Da erhöhtes Cholesterol oder erhöhte Triglyceride im Blut zunächst keinerlei Beschwerden bereiten, bleiben Fettstoffwechselstörungen oft jahrelang unerkannt. Hier kann die Apotheke eine wichtige Rolle übernehmen, indem sie mit dem Angebot der Cholesterolmessung Risikopatienten identifiziert.
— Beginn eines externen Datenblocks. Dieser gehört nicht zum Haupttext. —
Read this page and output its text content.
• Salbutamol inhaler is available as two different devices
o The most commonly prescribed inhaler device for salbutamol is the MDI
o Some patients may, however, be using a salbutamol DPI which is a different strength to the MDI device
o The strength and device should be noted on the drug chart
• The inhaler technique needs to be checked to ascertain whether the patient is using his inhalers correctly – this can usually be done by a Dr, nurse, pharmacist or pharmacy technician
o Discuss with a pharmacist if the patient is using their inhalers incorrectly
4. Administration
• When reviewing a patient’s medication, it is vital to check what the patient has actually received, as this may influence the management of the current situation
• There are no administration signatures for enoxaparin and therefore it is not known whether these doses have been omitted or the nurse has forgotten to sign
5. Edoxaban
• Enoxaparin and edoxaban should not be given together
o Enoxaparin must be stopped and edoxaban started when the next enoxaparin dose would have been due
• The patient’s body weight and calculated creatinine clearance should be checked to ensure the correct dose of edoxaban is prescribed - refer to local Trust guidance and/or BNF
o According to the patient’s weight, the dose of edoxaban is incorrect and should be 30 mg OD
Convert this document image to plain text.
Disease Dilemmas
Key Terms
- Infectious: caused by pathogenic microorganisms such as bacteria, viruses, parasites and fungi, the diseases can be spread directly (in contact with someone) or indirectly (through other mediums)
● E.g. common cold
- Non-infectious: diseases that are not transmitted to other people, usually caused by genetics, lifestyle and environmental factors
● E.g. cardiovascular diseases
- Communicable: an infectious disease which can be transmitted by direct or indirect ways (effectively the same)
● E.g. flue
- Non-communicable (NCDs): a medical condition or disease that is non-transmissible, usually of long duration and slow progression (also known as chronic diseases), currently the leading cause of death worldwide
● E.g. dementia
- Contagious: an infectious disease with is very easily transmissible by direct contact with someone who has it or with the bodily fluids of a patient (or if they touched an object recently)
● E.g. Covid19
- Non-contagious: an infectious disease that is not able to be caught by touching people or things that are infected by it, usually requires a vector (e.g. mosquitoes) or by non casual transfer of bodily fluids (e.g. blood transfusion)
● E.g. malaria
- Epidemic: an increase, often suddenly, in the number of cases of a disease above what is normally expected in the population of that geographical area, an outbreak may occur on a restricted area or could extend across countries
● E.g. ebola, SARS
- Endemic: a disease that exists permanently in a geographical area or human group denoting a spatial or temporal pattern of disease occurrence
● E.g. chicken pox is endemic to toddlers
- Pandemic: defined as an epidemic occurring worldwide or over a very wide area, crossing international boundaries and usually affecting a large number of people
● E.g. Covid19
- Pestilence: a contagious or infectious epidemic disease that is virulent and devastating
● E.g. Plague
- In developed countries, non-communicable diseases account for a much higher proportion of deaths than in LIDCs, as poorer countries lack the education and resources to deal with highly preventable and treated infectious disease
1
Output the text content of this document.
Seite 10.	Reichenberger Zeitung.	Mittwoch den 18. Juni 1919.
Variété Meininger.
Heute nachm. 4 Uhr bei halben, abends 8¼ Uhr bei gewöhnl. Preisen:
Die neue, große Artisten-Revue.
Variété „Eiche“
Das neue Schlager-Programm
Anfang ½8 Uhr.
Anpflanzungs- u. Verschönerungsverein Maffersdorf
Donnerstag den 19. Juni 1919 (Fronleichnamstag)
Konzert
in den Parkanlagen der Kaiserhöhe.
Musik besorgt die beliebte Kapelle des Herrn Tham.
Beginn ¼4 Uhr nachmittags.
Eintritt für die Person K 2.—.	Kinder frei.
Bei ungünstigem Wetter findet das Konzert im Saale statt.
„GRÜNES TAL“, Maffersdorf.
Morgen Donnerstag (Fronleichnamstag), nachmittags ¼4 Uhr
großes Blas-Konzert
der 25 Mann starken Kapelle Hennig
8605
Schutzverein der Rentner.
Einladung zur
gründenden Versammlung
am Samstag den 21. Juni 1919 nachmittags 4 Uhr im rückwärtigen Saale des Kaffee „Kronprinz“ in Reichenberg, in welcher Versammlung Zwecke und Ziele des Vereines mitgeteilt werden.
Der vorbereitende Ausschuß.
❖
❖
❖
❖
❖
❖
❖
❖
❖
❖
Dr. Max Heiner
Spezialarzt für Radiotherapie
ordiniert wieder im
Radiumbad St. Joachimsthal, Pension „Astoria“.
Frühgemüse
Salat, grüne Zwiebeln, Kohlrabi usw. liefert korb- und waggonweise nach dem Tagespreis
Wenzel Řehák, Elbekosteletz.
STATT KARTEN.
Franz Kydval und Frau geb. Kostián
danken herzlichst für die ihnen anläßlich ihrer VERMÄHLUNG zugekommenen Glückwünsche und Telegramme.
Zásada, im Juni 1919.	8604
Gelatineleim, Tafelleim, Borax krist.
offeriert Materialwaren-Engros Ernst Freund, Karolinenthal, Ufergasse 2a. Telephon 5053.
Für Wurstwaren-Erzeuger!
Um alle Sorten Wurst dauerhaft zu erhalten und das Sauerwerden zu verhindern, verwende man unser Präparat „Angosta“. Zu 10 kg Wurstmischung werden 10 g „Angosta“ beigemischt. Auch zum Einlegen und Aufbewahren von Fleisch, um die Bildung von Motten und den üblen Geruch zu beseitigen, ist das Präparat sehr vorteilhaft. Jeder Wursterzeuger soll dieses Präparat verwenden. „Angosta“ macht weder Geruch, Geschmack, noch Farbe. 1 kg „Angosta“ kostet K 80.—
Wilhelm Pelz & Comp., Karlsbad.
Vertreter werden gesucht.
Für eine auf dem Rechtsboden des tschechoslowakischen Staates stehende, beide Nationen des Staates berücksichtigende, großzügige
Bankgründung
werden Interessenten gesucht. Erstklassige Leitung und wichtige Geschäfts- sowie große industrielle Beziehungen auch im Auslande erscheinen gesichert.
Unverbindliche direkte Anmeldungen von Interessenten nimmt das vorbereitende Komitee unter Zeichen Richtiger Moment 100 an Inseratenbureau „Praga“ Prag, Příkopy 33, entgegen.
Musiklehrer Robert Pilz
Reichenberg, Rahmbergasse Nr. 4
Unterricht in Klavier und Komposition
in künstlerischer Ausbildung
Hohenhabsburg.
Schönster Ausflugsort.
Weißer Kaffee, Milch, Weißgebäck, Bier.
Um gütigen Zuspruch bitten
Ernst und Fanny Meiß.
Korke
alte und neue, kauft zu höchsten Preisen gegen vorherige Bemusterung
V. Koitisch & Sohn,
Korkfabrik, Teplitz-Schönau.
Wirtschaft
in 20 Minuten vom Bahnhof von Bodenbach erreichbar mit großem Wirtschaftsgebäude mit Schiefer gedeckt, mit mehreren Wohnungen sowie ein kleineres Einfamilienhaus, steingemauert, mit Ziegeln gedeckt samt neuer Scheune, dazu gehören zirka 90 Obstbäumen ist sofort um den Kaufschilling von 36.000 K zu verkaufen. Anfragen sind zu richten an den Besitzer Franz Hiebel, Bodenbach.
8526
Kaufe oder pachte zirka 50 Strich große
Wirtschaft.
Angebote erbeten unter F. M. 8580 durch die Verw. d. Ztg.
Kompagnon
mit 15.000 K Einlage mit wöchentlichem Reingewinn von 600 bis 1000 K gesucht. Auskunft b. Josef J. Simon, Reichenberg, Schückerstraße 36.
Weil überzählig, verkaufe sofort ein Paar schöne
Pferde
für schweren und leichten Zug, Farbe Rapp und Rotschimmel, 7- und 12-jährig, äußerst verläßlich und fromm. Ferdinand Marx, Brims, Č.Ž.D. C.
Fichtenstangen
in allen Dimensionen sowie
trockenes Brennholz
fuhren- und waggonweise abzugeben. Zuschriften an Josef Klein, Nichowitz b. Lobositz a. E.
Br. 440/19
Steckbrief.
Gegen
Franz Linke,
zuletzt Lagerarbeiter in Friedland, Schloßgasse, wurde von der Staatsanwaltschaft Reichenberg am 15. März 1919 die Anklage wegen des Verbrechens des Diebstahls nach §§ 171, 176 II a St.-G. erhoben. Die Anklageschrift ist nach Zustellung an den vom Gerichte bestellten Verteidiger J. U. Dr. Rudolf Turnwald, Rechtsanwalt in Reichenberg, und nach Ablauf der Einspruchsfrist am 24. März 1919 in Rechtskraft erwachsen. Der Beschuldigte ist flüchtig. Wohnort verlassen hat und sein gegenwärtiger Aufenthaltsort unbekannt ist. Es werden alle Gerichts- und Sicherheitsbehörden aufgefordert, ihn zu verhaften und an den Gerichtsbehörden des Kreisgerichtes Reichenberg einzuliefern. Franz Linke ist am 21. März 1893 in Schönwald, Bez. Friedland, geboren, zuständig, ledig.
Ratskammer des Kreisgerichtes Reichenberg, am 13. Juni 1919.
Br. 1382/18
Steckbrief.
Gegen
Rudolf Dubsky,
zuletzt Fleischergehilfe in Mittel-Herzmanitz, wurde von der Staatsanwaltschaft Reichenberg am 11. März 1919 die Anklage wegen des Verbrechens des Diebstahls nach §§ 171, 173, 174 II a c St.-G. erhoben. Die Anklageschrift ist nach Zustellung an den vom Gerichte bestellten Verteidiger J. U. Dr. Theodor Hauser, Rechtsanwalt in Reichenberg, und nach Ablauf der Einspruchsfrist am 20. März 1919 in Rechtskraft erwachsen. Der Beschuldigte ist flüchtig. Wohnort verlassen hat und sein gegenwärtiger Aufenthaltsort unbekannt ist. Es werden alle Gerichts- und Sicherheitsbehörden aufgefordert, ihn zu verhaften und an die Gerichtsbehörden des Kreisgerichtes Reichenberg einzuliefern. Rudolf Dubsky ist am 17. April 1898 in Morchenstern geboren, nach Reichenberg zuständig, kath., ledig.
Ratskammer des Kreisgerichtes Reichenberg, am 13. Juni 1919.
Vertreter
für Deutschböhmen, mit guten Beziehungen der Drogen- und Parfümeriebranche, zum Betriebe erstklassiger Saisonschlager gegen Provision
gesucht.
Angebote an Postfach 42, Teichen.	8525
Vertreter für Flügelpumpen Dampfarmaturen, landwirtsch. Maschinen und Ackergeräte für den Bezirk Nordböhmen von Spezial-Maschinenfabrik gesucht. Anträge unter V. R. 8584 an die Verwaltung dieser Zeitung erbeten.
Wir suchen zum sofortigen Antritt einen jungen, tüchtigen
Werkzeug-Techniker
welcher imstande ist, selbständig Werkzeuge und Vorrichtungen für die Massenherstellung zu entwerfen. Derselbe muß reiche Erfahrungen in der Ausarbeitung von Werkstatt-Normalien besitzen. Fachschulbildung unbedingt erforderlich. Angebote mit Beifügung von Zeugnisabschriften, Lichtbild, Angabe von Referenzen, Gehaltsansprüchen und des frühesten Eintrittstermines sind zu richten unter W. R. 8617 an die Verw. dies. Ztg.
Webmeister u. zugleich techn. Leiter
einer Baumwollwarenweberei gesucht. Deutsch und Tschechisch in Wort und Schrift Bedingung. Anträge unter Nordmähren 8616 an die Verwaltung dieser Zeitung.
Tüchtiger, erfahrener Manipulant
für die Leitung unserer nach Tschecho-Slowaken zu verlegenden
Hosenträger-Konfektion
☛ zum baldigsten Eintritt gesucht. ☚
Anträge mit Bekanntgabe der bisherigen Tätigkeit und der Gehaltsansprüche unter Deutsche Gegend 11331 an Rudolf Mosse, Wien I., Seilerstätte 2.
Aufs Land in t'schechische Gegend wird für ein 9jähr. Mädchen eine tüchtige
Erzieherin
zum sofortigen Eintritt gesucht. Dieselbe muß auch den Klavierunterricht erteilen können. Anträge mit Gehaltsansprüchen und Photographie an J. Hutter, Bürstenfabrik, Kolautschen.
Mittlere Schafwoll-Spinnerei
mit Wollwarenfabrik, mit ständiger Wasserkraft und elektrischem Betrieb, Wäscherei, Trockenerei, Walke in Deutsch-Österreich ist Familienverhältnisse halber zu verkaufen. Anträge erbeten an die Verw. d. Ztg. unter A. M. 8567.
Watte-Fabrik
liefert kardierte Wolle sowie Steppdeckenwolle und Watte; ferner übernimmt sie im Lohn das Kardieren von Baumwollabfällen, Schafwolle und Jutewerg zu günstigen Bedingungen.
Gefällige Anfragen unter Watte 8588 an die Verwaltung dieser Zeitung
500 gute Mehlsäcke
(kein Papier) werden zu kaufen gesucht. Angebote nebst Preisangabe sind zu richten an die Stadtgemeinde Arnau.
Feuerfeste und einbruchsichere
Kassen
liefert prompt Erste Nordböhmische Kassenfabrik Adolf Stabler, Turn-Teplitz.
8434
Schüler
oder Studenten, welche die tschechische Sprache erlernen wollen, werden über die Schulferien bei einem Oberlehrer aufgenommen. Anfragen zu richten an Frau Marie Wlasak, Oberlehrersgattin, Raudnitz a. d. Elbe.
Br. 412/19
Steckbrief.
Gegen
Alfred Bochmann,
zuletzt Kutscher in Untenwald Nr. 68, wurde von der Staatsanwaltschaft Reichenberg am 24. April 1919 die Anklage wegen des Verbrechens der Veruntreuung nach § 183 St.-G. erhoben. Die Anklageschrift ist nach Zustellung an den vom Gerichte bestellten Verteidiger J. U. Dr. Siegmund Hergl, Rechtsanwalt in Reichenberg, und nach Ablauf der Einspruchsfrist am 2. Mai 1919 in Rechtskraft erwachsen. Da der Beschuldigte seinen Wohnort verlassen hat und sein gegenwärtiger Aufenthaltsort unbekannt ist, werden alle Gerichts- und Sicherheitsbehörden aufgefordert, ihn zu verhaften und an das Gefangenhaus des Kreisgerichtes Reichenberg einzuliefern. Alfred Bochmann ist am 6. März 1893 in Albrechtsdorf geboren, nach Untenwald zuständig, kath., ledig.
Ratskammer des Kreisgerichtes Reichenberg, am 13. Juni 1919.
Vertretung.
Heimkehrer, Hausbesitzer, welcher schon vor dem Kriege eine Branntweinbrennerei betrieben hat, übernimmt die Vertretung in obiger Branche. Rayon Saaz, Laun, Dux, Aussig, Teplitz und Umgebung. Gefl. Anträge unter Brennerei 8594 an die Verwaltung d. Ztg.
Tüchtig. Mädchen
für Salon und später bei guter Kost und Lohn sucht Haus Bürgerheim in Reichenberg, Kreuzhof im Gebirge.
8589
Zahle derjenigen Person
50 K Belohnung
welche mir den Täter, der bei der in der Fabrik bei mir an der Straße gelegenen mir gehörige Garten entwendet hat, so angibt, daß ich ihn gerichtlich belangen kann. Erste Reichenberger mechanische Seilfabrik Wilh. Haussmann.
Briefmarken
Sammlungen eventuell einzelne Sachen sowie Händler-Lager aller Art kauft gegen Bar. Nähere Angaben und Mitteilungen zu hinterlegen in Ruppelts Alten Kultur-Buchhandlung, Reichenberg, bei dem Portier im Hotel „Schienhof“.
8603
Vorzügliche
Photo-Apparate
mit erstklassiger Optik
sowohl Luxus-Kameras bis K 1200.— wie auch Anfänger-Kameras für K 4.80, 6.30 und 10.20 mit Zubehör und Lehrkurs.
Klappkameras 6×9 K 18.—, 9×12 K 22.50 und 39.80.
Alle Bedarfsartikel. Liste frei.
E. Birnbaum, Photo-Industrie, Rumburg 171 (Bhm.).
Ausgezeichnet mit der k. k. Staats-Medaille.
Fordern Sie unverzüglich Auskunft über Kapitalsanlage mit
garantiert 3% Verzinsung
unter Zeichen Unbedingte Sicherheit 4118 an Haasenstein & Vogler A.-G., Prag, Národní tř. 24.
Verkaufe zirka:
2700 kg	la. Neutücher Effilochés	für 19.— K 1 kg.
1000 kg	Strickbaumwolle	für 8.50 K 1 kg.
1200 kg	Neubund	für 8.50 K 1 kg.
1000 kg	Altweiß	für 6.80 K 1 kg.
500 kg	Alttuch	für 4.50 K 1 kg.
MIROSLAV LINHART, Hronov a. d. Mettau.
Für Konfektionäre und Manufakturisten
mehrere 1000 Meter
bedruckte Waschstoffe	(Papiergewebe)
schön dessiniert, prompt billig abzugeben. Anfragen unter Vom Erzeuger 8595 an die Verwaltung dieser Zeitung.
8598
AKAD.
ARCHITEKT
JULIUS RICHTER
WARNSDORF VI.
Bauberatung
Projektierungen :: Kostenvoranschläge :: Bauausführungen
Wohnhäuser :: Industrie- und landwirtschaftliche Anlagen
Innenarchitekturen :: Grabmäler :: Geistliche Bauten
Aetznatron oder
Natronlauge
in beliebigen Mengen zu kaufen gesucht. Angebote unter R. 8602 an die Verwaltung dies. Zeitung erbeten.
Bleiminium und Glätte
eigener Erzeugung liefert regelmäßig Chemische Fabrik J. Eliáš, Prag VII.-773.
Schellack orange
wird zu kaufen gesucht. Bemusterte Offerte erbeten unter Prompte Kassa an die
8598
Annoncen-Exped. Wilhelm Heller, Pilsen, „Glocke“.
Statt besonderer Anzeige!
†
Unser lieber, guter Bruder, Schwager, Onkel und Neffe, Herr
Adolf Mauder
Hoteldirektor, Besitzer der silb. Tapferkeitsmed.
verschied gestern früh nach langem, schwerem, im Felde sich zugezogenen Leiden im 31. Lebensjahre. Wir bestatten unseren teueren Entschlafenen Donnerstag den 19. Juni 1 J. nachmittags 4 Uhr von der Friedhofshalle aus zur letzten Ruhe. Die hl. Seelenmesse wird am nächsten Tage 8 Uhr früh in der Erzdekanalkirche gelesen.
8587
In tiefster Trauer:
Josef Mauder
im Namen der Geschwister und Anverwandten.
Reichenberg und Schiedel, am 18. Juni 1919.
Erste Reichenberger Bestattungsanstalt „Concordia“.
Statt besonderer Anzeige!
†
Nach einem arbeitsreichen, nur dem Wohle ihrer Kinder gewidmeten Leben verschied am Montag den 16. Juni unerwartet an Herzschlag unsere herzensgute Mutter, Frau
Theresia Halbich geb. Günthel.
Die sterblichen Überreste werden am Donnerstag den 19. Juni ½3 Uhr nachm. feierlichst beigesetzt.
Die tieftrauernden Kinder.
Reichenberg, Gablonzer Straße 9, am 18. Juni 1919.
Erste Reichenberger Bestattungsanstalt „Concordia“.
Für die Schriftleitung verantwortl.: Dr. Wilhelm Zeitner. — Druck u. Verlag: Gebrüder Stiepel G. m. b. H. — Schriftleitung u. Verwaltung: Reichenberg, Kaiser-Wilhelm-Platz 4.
Auch bei der Beratung zur Hyper­lipidämie kommen PTA und Apotheker eine wichtige Bedeutung zu. Gelingt es ihnen, den Patienten zu einer Änderung seines Lebensstils zu motivieren, ist eine medikamentöse Therapie unter Umständen gar nicht erforderlich. Gesunde Ernährung zusammen mit mehr Bewegung und Gewichtsreduktion sowie Verzicht auf Rauchen und übermäßigen Alkoholkonsum stehen hier an erster Stelle. /

Test im Internet

Das individuelle Risiko für Gefäß­erkrankungen wie Herzinfarkt oder Schlaganfall lässt sich mit dem von Professor Dr. Gerd Assman und seinem Team erarbeiteten PROCAM-Test in Abhängigkeit zu Hypercholesterolämie, Bluthochdruck, Diabetes mellitus und Rauchen berechnen. Der Online-Rechner (PROCAM Gesundheitstest) ist im Internet zu finden unter www.assmann-stiftung.de/procam-studie/procam-tests/.